Die aktive Überwältigung von Täter*innen entspricht nicht der Realität. Anstatt Gangster selbst dingfest zu machen, halten sich Patrick und seine Kolleg*innen im Hintergrund: "Wir sind passive Beobachter. Detektive beeinflussen das Geschehen nicht, sondern dokumentieren es gerichtsfest. Wir wollen gar nicht, dass man uns bemerkt", erklärt er. Was bei den Trovatos oder Privatdetektive im Einsatz passiert, sei Kokolores.
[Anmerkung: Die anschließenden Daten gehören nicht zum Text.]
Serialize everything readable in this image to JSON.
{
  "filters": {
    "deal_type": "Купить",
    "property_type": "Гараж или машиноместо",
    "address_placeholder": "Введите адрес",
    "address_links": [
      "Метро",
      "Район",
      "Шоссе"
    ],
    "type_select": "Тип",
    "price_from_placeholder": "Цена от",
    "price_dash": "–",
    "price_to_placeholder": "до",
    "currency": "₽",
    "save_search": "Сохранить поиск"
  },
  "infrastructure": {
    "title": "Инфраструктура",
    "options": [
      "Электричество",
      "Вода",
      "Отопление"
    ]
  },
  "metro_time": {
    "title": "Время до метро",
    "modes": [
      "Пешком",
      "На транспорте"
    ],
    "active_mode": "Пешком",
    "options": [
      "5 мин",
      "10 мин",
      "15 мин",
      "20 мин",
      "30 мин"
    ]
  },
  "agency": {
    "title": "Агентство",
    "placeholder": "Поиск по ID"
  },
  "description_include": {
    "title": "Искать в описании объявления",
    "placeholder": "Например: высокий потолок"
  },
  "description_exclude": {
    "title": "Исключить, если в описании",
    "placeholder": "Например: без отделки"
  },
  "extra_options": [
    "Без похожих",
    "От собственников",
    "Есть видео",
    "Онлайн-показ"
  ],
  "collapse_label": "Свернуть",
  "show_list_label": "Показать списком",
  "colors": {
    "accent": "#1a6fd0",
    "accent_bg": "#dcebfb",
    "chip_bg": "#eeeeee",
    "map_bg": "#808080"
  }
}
Detektiv*innen sind Einzelgänger*innen

In der Regel ermittelt Patrick auch nicht bei Verbrechen – sondern bei Vergehen. Die meisten Fälle drehen sich um das Thema Betrug. "Zum Beispiel beauftragen uns Unternehmen, wenn sich ein Mitarbeiter auffällig oft krankmeldet. Wir finden dann heraus, ob er für eine andere Firma arbeitet oder in Urlaub fährt – statt krank zu Hause zu sein." In der Regel landen die Streitigkeiten selten vor Gericht: "Dass der Betrug strafrechtlich verfolgt wird, ist nur in 'nem geringen Teil der Fälle so. Und wenn es zum Streit kommt, dann eher vorm Arbeits- statt vorm Strafgericht." Meistens könnten sich die beiden Parteien aber auch ohne einen Richter einigen.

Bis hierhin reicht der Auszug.